Ганс Касторп провел семь лет на вершине горы, и, если помните, на первые семь дней писатель обращает наибольшее внимание. Имена большинства героев его книг состоят из семи букв: Касторп, Клавдия; даже Сеттембрини подходит под правило, поскольку латинский корень его имени означает семерку.
Небрежные заметки, благочестивое одобрение.
— Сэр, — спрашивает Хирн, — что все это значит? Скажу откровенно, я считаю роман напыщенным и скучным. Мне кажется, все это обыгрывание числа «семь» представляет собой яркий пример немецкой дидактики, распространение прихоти на все виды критической трескотни; виртуозно, возможно, но все это не трогает меня.
Его речь вызывает некоторый переполох, даже дискуссию среди присутствующих. Прежде чем продолжить занятия, лектор обобщил ее, но для Хирна все ото — типичное проявление нетерпения. В предыдущем году он не сказал бы этого.
У него даже наступает политический медовый месяц. Он читает Маркса и Ленина, вступает в общество Джона Рида и подолгу спорит с его членами.

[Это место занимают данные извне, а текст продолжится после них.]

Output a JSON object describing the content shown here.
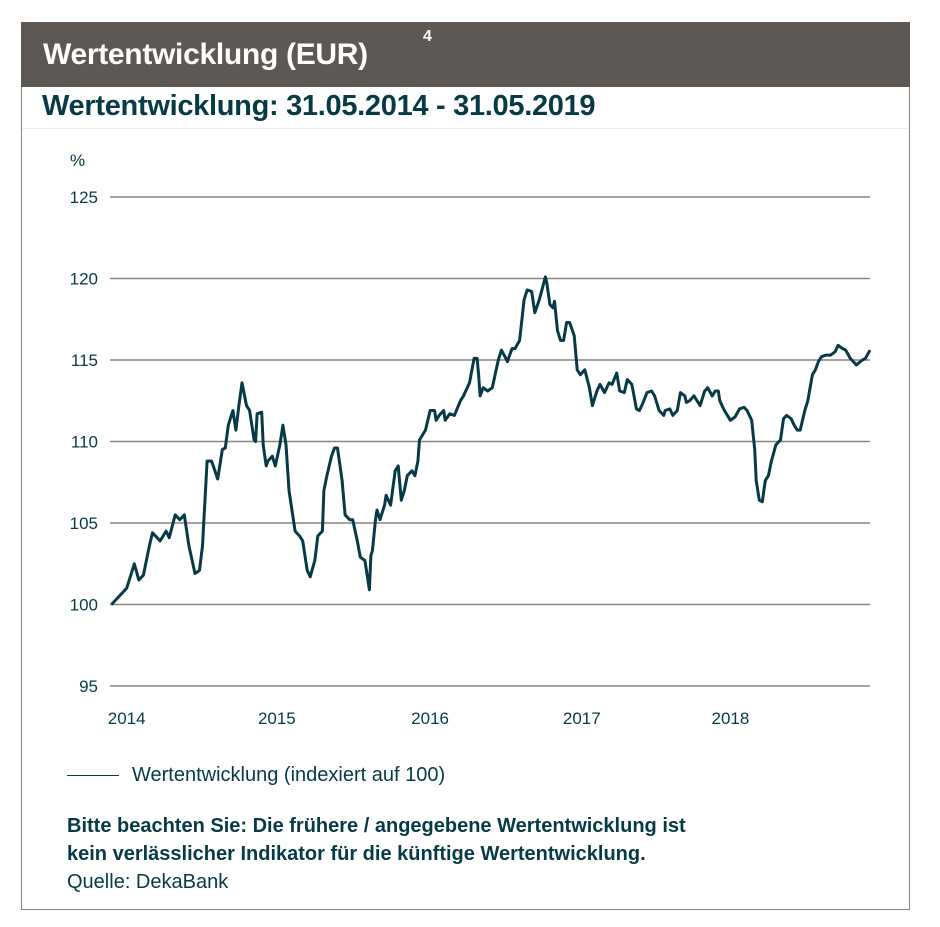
{
  "header": {
    "title": "Wertentwicklung (EUR)",
    "footnote": "4"
  },
  "subtitle": "Wertentwicklung: 31.05.2014 - 31.05.2019",
  "colors": {
    "header_bg": "#5e5854",
    "line": "#063a45",
    "grid": "#8a8480",
    "text": "#063a45"
  },
  "chart_data": {
    "type": "line",
    "ylabel": "%",
    "ylim": [
      95,
      125
    ],
    "yticks": [
      95,
      100,
      105,
      110,
      115,
      120,
      125
    ],
    "xlim": [
      2014.4,
      2019.41
    ],
    "xticks": [
      {
        "label": "2014",
        "at": 2014.51
      },
      {
        "label": "2015",
        "at": 2015.5
      },
      {
        "label": "2016",
        "at": 2016.51
      },
      {
        "label": "2017",
        "at": 2017.51
      },
      {
        "label": "2018",
        "at": 2018.49
      }
    ],
    "grid": "horizontal",
    "legend_position": "bottom-left",
    "series": [
      {
        "name": "Wertentwicklung (indexiert auf 100)",
        "x": [
          2014.41,
          2014.48,
          2014.51,
          2014.56,
          2014.59,
          2014.62,
          2014.66,
          2014.68,
          2014.73,
          2014.77,
          2014.79,
          2014.83,
          2014.86,
          2014.89,
          2014.92,
          2014.96,
          2014.99,
          2015.01,
          2015.04,
          2015.07,
          2015.11,
          2015.14,
          2015.16,
          2015.18,
          2015.21,
          2015.23,
          2015.25,
          2015.27,
          2015.3,
          2015.32,
          2015.35,
          2015.36,
          2015.37,
          2015.4,
          2015.41,
          2015.43,
          2015.44,
          2015.47,
          2015.49,
          2015.52,
          2015.54,
          2015.56,
          2015.58,
          2015.62,
          2015.65,
          2015.67,
          2015.7,
          2015.72,
          2015.75,
          2015.77,
          2015.8,
          2015.81,
          2015.83,
          2015.86,
          2015.88,
          2015.9,
          2015.93,
          2015.95,
          2015.98,
          2016.0,
          2016.03,
          2016.05,
          2016.08,
          2016.11,
          2016.12,
          2016.13,
          2016.15,
          2016.16,
          2016.18,
          2016.21,
          2016.22,
          2016.25,
          2016.28,
          2016.3,
          2016.32,
          2016.34,
          2016.36,
          2016.39,
          2016.41,
          2016.43,
          2016.44,
          2016.48,
          2016.51,
          2016.54,
          2016.55,
          2016.57,
          2016.6,
          2016.61,
          2016.64,
          2016.67,
          2016.71,
          2016.73,
          2016.77,
          2016.8,
          2016.82,
          2016.83,
          2016.84,
          2016.86,
          2016.89,
          2016.92,
          2016.96,
          2016.98,
          2017.01,
          2017.02,
          2017.05,
          2017.07,
          2017.1,
          2017.13,
          2017.15,
          2017.18,
          2017.2,
          2017.23,
          2017.27,
          2017.28,
          2017.3,
          2017.32,
          2017.33,
          2017.35,
          2017.37,
          2017.39,
          2017.41,
          2017.43,
          2017.46,
          2017.48,
          2017.5,
          2017.53,
          2017.56,
          2017.58,
          2017.59,
          2017.61,
          2017.63,
          2017.66,
          2017.69,
          2017.71,
          2017.74,
          2017.76,
          2017.79,
          2017.81,
          2017.84,
          2017.85,
          2017.87,
          2017.89,
          2017.91,
          2017.94,
          2017.97,
          2017.99,
          2018.01,
          2018.02,
          2018.05,
          2018.06,
          2018.09,
          2018.11,
          2018.14,
          2018.16,
          2018.19,
          2018.2,
          2018.22,
          2018.25,
          2018.27,
          2018.29,
          2018.32,
          2018.34,
          2018.37,
          2018.39,
          2018.41,
          2018.42,
          2018.45,
          2018.49,
          2018.52,
          2018.55,
          2018.58,
          2018.6,
          2018.63,
          2018.65,
          2018.66,
          2018.68,
          2018.7,
          2018.72,
          2018.74,
          2018.76,
          2018.79,
          2018.82,
          2018.84,
          2018.86,
          2018.89,
          2018.91,
          2018.93,
          2018.95,
          2018.98,
          2019.0,
          2019.03,
          2019.05,
          2019.07,
          2019.09,
          2019.12,
          2019.15,
          2019.18,
          2019.2,
          2019.23,
          2019.25,
          2019.28,
          2019.3,
          2019.32,
          2019.36,
          2019.38,
          2019.41
        ],
        "values": [
          100.0,
          100.7,
          101.0,
          102.5,
          101.5,
          101.8,
          103.6,
          104.4,
          103.9,
          104.5,
          104.1,
          105.5,
          105.2,
          105.5,
          103.6,
          101.9,
          102.1,
          103.6,
          108.8,
          108.8,
          107.7,
          109.5,
          109.6,
          111.0,
          111.9,
          110.7,
          112.2,
          113.6,
          112.2,
          111.9,
          110.1,
          110.0,
          111.7,
          111.8,
          109.8,
          108.5,
          108.8,
          109.1,
          108.5,
          109.8,
          111.0,
          109.8,
          107.0,
          104.5,
          104.2,
          103.9,
          102.1,
          101.7,
          102.7,
          104.2,
          104.5,
          107.0,
          107.9,
          109.1,
          109.6,
          109.6,
          107.6,
          105.5,
          105.2,
          105.2,
          103.9,
          102.9,
          102.7,
          100.9,
          103.0,
          103.3,
          105.2,
          105.8,
          105.2,
          106.1,
          106.7,
          106.1,
          108.2,
          108.5,
          106.4,
          107.0,
          107.9,
          108.2,
          107.9,
          108.8,
          110.1,
          110.7,
          111.9,
          111.9,
          111.3,
          111.6,
          111.9,
          111.3,
          111.7,
          111.6,
          112.5,
          112.8,
          113.6,
          115.1,
          115.1,
          114.1,
          112.8,
          113.3,
          113.1,
          113.3,
          115.0,
          115.6,
          115.1,
          114.9,
          115.7,
          115.7,
          116.2,
          118.7,
          119.3,
          119.2,
          117.9,
          118.7,
          120.1,
          119.7,
          118.4,
          118.2,
          118.6,
          116.8,
          116.2,
          116.2,
          117.3,
          117.3,
          116.5,
          114.4,
          114.1,
          114.4,
          113.3,
          112.2,
          112.5,
          113.1,
          113.5,
          113.0,
          113.6,
          113.5,
          114.2,
          113.1,
          113.0,
          113.8,
          113.5,
          113.0,
          112.0,
          111.9,
          112.3,
          113.0,
          113.1,
          112.8,
          112.2,
          111.9,
          111.6,
          111.9,
          112.0,
          111.6,
          111.9,
          113.0,
          112.8,
          112.4,
          112.5,
          112.8,
          112.5,
          112.2,
          113.1,
          113.3,
          112.8,
          113.1,
          113.1,
          112.5,
          111.9,
          111.3,
          111.5,
          112.0,
          112.1,
          111.9,
          111.3,
          109.5,
          107.6,
          106.4,
          106.3,
          107.6,
          107.9,
          108.8,
          109.8,
          110.1,
          111.4,
          111.6,
          111.4,
          111.0,
          110.7,
          110.7,
          111.9,
          112.5,
          114.1,
          114.4,
          114.9,
          115.2,
          115.3,
          115.3,
          115.5,
          115.9,
          115.7,
          115.6,
          115.1,
          114.9,
          114.7,
          115.0,
          115.1,
          115.6
        ]
      }
    ]
  },
  "notes": {
    "line1": "Bitte beachten Sie: Die frühere / angegebene Wertentwicklung ist",
    "line2": "kein verlässlicher Indikator für die künftige Wertentwicklung.",
    "source": "Quelle: DekaBank"
  }
}
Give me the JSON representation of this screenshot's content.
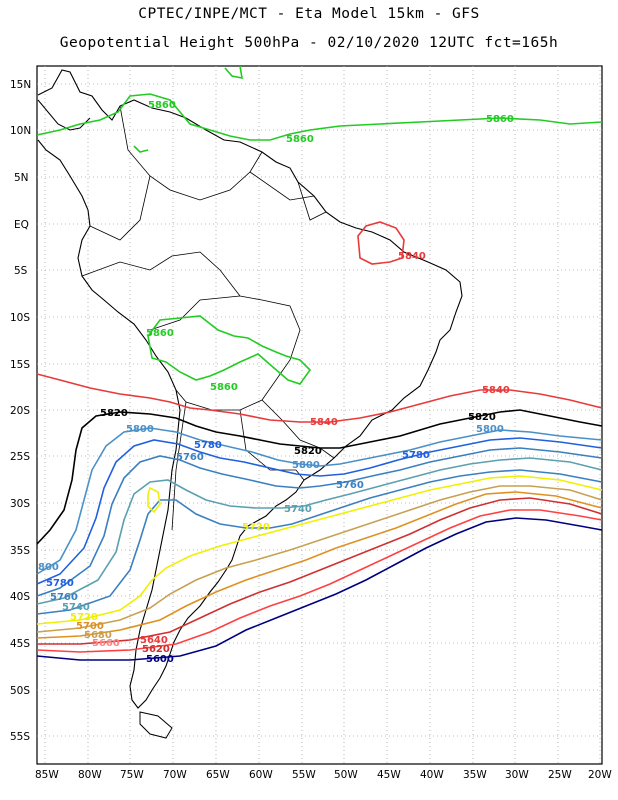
{
  "header": {
    "line1": "CPTEC/INPE/MCT -  Eta Model 15km - GFS",
    "line2": "Geopotential Height 500hPa - 02/10/2020 12UTC fct=165h"
  },
  "axes": {
    "lat_labels": [
      "15N",
      "10N",
      "5N",
      "EQ",
      "5S",
      "10S",
      "15S",
      "20S",
      "25S",
      "30S",
      "35S",
      "40S",
      "45S",
      "50S",
      "55S"
    ],
    "lon_labels": [
      "85W",
      "80W",
      "75W",
      "70W",
      "65W",
      "60W",
      "55W",
      "50W",
      "45W",
      "40W",
      "35W",
      "30W",
      "25W",
      "20W"
    ],
    "grid": "dotted",
    "lon_range": [
      "85W",
      "20W"
    ],
    "lat_range": [
      "58S",
      "17N"
    ]
  },
  "colors": {
    "c5600": "#000080",
    "c5620": "#d03030",
    "c5640": "#e83a3a",
    "c5660": "#ff8080",
    "c5680": "#c8a050",
    "c5700": "#e09020",
    "c5720": "#f0f000",
    "c5740": "#5aa0b0",
    "c5760": "#3a80c0",
    "c5780": "#2060e0",
    "c5800": "#4a90c8",
    "c5820": "#000000",
    "c5840": "#e83a3a",
    "c5860": "#22cc22"
  },
  "contour_labels": [
    {
      "text": "5860",
      "key": "c5860"
    },
    {
      "text": "5860",
      "key": "c5860"
    },
    {
      "text": "5860",
      "key": "c5860"
    },
    {
      "text": "5860",
      "key": "c5860"
    },
    {
      "text": "5860",
      "key": "c5860"
    },
    {
      "text": "5840",
      "key": "c5840"
    },
    {
      "text": "5840",
      "key": "c5840"
    },
    {
      "text": "5840",
      "key": "c5840"
    },
    {
      "text": "5820",
      "key": "c5820"
    },
    {
      "text": "5820",
      "key": "c5820"
    },
    {
      "text": "5820",
      "key": "c5820"
    },
    {
      "text": "5800",
      "key": "c5800"
    },
    {
      "text": "5800",
      "key": "c5800"
    },
    {
      "text": "5800",
      "key": "c5800"
    },
    {
      "text": "5780",
      "key": "c5780"
    },
    {
      "text": "5780",
      "key": "c5780"
    },
    {
      "text": "5780",
      "key": "c5780"
    },
    {
      "text": "5760",
      "key": "c5760"
    },
    {
      "text": "5760",
      "key": "c5760"
    },
    {
      "text": "5760",
      "key": "c5760"
    },
    {
      "text": "5740",
      "key": "c5740"
    },
    {
      "text": "5740",
      "key": "c5740"
    },
    {
      "text": "5720",
      "key": "c5720"
    },
    {
      "text": "5720",
      "key": "c5720"
    },
    {
      "text": "5700",
      "key": "c5700"
    },
    {
      "text": "5680",
      "key": "c5680"
    },
    {
      "text": "5660",
      "key": "c5660"
    },
    {
      "text": "5640",
      "key": "c5640"
    },
    {
      "text": "5620",
      "key": "c5620"
    },
    {
      "text": "5600",
      "key": "c5600"
    },
    {
      "text": "800",
      "key": "c5800"
    }
  ]
}
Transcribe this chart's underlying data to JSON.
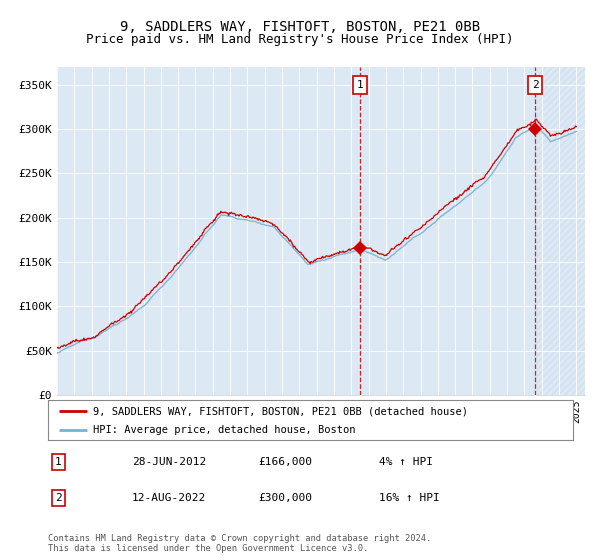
{
  "title": "9, SADDLERS WAY, FISHTOFT, BOSTON, PE21 0BB",
  "subtitle": "Price paid vs. HM Land Registry's House Price Index (HPI)",
  "ylim": [
    0,
    370000
  ],
  "yticks": [
    0,
    50000,
    100000,
    150000,
    200000,
    250000,
    300000,
    350000
  ],
  "ytick_labels": [
    "£0",
    "£50K",
    "£100K",
    "£150K",
    "£200K",
    "£250K",
    "£300K",
    "£350K"
  ],
  "plot_bg_color": "#dce9f5",
  "hpi_color": "#7bafd4",
  "price_color": "#cc0000",
  "marker_color": "#cc0000",
  "sale1_date": 2012.49,
  "sale1_price": 166000,
  "sale1_label": "1",
  "sale2_date": 2022.62,
  "sale2_price": 300000,
  "sale2_label": "2",
  "legend1": "9, SADDLERS WAY, FISHTOFT, BOSTON, PE21 0BB (detached house)",
  "legend2": "HPI: Average price, detached house, Boston",
  "table_row1": [
    "1",
    "28-JUN-2012",
    "£166,000",
    "4% ↑ HPI"
  ],
  "table_row2": [
    "2",
    "12-AUG-2022",
    "£300,000",
    "16% ↑ HPI"
  ],
  "footer": "Contains HM Land Registry data © Crown copyright and database right 2024.\nThis data is licensed under the Open Government Licence v3.0.",
  "title_fontsize": 10,
  "subtitle_fontsize": 9
}
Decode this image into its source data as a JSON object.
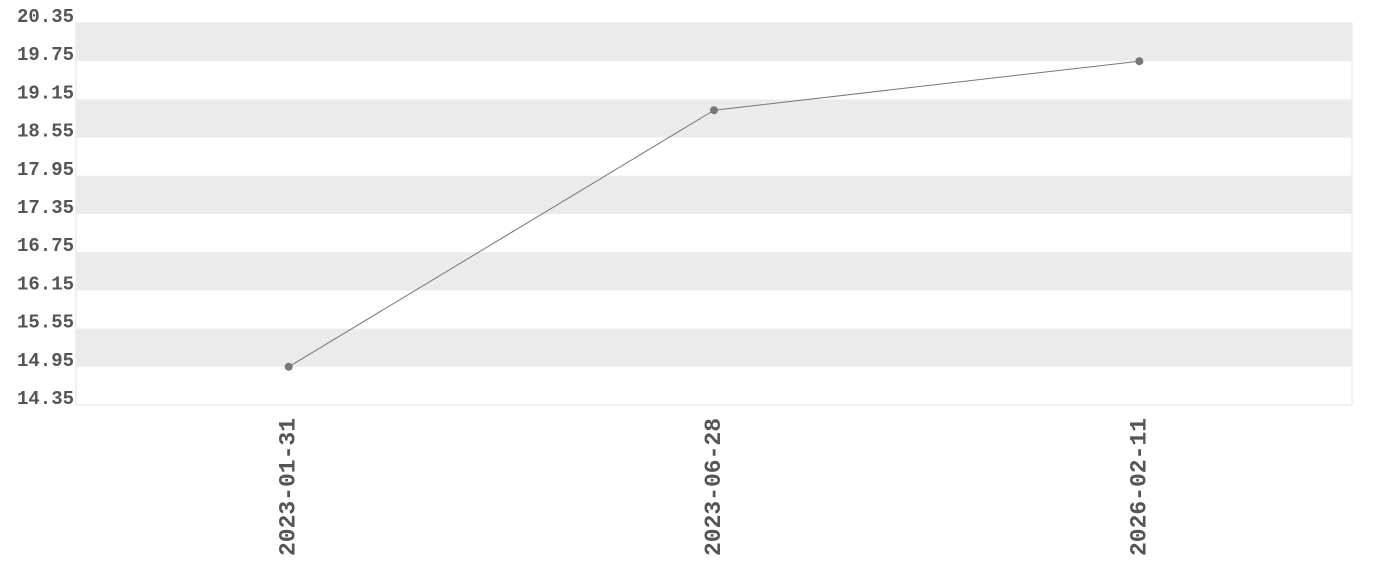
{
  "chart_data": {
    "type": "line",
    "categories": [
      "2023-01-31",
      "2023-06-28",
      "2026-02-11"
    ],
    "values": [
      14.95,
      18.98,
      19.75
    ],
    "color": "#777777",
    "ylim": [
      14.35,
      20.35
    ],
    "yticks": [
      14.35,
      14.95,
      15.55,
      16.15,
      16.75,
      17.35,
      17.95,
      18.55,
      19.15,
      19.75,
      20.35
    ],
    "grid": true
  }
}
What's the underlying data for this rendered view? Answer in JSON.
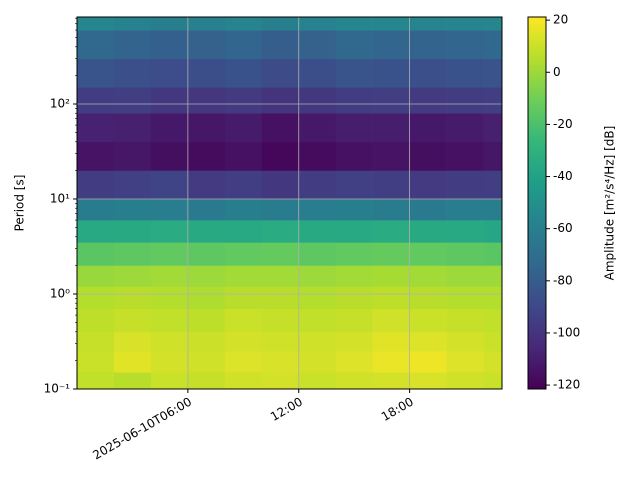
{
  "chart_data": {
    "type": "heatmap",
    "colormap": "viridis",
    "grid": true,
    "y_scale": "log",
    "ylabel": "Period [s]",
    "colorbar_label": "Amplitude [m²/s⁴/Hz] [dB]",
    "x_edges": [
      "2025-06-10T00:00",
      "2025-06-10T02:00",
      "2025-06-10T04:00",
      "2025-06-10T06:00",
      "2025-06-10T08:00",
      "2025-06-10T10:00",
      "2025-06-10T12:00",
      "2025-06-10T14:00",
      "2025-06-10T16:00",
      "2025-06-10T18:00",
      "2025-06-10T20:00",
      "2025-06-10T22:00",
      "2025-06-10T23:00"
    ],
    "y_edges": [
      0.1,
      0.15,
      0.25,
      0.4,
      0.7,
      1.2,
      2,
      3.5,
      6,
      10,
      20,
      40,
      80,
      150,
      300,
      600,
      824
    ],
    "z": [
      [
        8,
        6,
        10,
        9,
        11,
        12,
        10,
        11,
        12,
        13,
        11,
        10
      ],
      [
        10,
        15,
        12,
        11,
        14,
        13,
        12,
        14,
        17,
        18,
        14,
        12
      ],
      [
        9,
        13,
        11,
        10,
        12,
        11,
        11,
        12,
        15,
        14,
        12,
        10
      ],
      [
        7,
        9,
        8,
        7,
        10,
        9,
        8,
        9,
        11,
        10,
        9,
        8
      ],
      [
        5,
        6,
        5,
        4,
        6,
        6,
        5,
        6,
        7,
        6,
        5,
        5
      ],
      [
        -1,
        0,
        1,
        0,
        1,
        1,
        0,
        1,
        2,
        1,
        0,
        0
      ],
      [
        -16,
        -15,
        -14,
        -15,
        -14,
        -13,
        -15,
        -14,
        -13,
        -14,
        -15,
        -16
      ],
      [
        -36,
        -35,
        -34,
        -35,
        -36,
        -34,
        -35,
        -36,
        -34,
        -35,
        -36,
        -37
      ],
      [
        -62,
        -60,
        -61,
        -63,
        -60,
        -62,
        -61,
        -60,
        -62,
        -63,
        -61,
        -60
      ],
      [
        -96,
        -94,
        -92,
        -97,
        -95,
        -98,
        -96,
        -94,
        -95,
        -97,
        -96,
        -95
      ],
      [
        -114,
        -113,
        -116,
        -117,
        -115,
        -119,
        -117,
        -115,
        -114,
        -116,
        -115,
        -113
      ],
      [
        -108,
        -109,
        -112,
        -113,
        -111,
        -115,
        -112,
        -110,
        -110,
        -112,
        -111,
        -109
      ],
      [
        -96,
        -95,
        -98,
        -99,
        -97,
        -100,
        -98,
        -96,
        -95,
        -97,
        -96,
        -95
      ],
      [
        -84,
        -86,
        -88,
        -87,
        -85,
        -89,
        -87,
        -84,
        -85,
        -86,
        -85,
        -84
      ],
      [
        -74,
        -76,
        -78,
        -77,
        -75,
        -79,
        -77,
        -74,
        -75,
        -76,
        -75,
        -74
      ],
      [
        -56,
        -58,
        -60,
        -59,
        -57,
        -60,
        -58,
        -55,
        -56,
        -57,
        -57,
        -56
      ]
    ],
    "xlim": [
      "2025-06-10T00:00",
      "2025-06-10T23:00"
    ],
    "xticks": [
      "2025-06-10T06:00",
      {
        "value": "2025-06-10T12:00",
        "label": "12:00"
      },
      {
        "value": "2025-06-10T18:00",
        "label": "18:00"
      }
    ],
    "ylim": [
      0.1,
      824
    ],
    "yticks": [
      {
        "value": 0.1,
        "label": "10⁻¹"
      },
      {
        "value": 1,
        "label": "10⁰"
      },
      {
        "value": 10,
        "label": "10¹"
      },
      {
        "value": 100,
        "label": "10²"
      }
    ],
    "clim": [
      -121.5,
      21.2
    ],
    "cticks": [
      -120,
      -100,
      -80,
      -60,
      -40,
      -20,
      0,
      20
    ]
  }
}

— Я не понимаю, как вы можете говорить все это о синдикалистах. Они сделали много хорошего в Испании, и если нельзя добиться большего сотрудничества между всеми составными частями...
— Хирн, вы недооцениваете связанных с этим разногласий.
Между синдикалистами и нами исторически сложился глубокий политический антагонизм, и никогда еще не было в истории более неподходящего момента для отвлечения масс несбыточными лозунгами и несогласованной утопией. Если вы потрудились бы изучить историю революции, то поняли бы, что в критические моменты марксисты слишком чувствительны, устраивают политические дебоши и склонны к установлению крепостнических порядков с террористами во главе. Почему вы не познакомитесь с карьерой батьки Махно в тысяча девятьсот девятнадцатом году? А вы знаете, что даже у Кропоткина анархические эксцессы вызвали такое отвращение, что он не занял никакой позиции во время революции?
— Должны ли мы, в таком случае, проиграть войну в Испании?